Mme Marion Maréchal-Le Pen appelle l’attention de Mme la garde des sceaux, ministre de la justice, sur la prolifération des réseaux spécialisés en immigration clandestine. Pays du Maghreb ou du Moyen-Orient, d’Asie, d’Afrique, on afflue de partout en France afin de profiter de notre système social, à la fois un des plus généreux et des plus ouverts au monde. Le trafic des clandestins vers le territoire national s’est imposé comme l’activité phare des mafias, à la fois très lucrative et peu risquée. Ces réseaux abusent des candidats à l’exil qui, une fois rackettés pour financer leur passage, sont condamnés au travail au noir ou à l’assistanat. A ce titre, ces trafics sont très préjudiciables pour les travailleurs de France ainsi que pour nos comptes sociaux. En matière de fraude fiscale, le gouvernement a récemment aggravé les peines de manière significative, donné des moyens d’investigation considérables aux enquêteurs tout en réclamant des condamnations pour l’exemple.
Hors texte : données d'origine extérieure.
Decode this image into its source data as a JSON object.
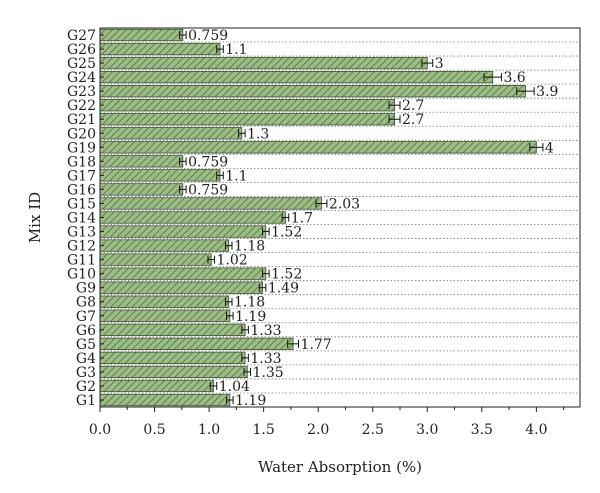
{
  "chart_data": {
    "type": "bar",
    "orientation": "horizontal",
    "categories": [
      "G1",
      "G2",
      "G3",
      "G4",
      "G5",
      "G6",
      "G7",
      "G8",
      "G9",
      "G10",
      "G11",
      "G12",
      "G13",
      "G14",
      "G15",
      "G16",
      "G17",
      "G18",
      "G19",
      "G20",
      "G21",
      "G22",
      "G23",
      "G24",
      "G25",
      "G26",
      "G27"
    ],
    "values": [
      1.19,
      1.04,
      1.35,
      1.33,
      1.77,
      1.33,
      1.19,
      1.18,
      1.49,
      1.52,
      1.02,
      1.18,
      1.52,
      1.7,
      2.03,
      0.759,
      1.1,
      0.759,
      4,
      1.3,
      2.7,
      2.7,
      3.9,
      3.6,
      3,
      1.1,
      0.759
    ],
    "value_labels": [
      "1.19",
      "1.04",
      "1.35",
      "1.33",
      "1.77",
      "1.33",
      "1.19",
      "1.18",
      "1.49",
      "1.52",
      "1.02",
      "1.18",
      "1.52",
      "1.7",
      "2.03",
      "0.759",
      "1.1",
      "0.759",
      "4",
      "1.3",
      "2.7",
      "2.7",
      "3.9",
      "3.6",
      "3",
      "1.1",
      "0.759"
    ],
    "error": [
      0.03,
      0.03,
      0.03,
      0.03,
      0.05,
      0.03,
      0.03,
      0.03,
      0.03,
      0.03,
      0.03,
      0.03,
      0.03,
      0.03,
      0.05,
      0.03,
      0.03,
      0.03,
      0.06,
      0.03,
      0.05,
      0.05,
      0.08,
      0.08,
      0.05,
      0.03,
      0.03
    ],
    "xlabel": "Water Absorption (%)",
    "ylabel": "Mix ID",
    "xlim": [
      0,
      4.4
    ],
    "xticks": [
      "0.0",
      "0.5",
      "1.0",
      "1.5",
      "2.0",
      "2.5",
      "3.0",
      "3.5",
      "4.0"
    ],
    "grid": "dotted horizontal",
    "bar_color": "#8fb07a",
    "bar_hatch": "diagonal"
  }
}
On peut s’étonner de ne pas trouver la même détermination pour combattre le trafic de clandestins. On comprend mal en effet comment l’effort financier demandé aux Français justifie dans un cas une législation renforcée et dans l’autre aucune mesure symbolique supplémentaire. Il est donc demandé à la ministre si le Gouvernement entend renforcer la lutte contre le trafic de clandestins, avec ses partenaires européens et les pays d’émigration, et, le cas échéant, quelle politique réellement dissuasive il souhaite proposer.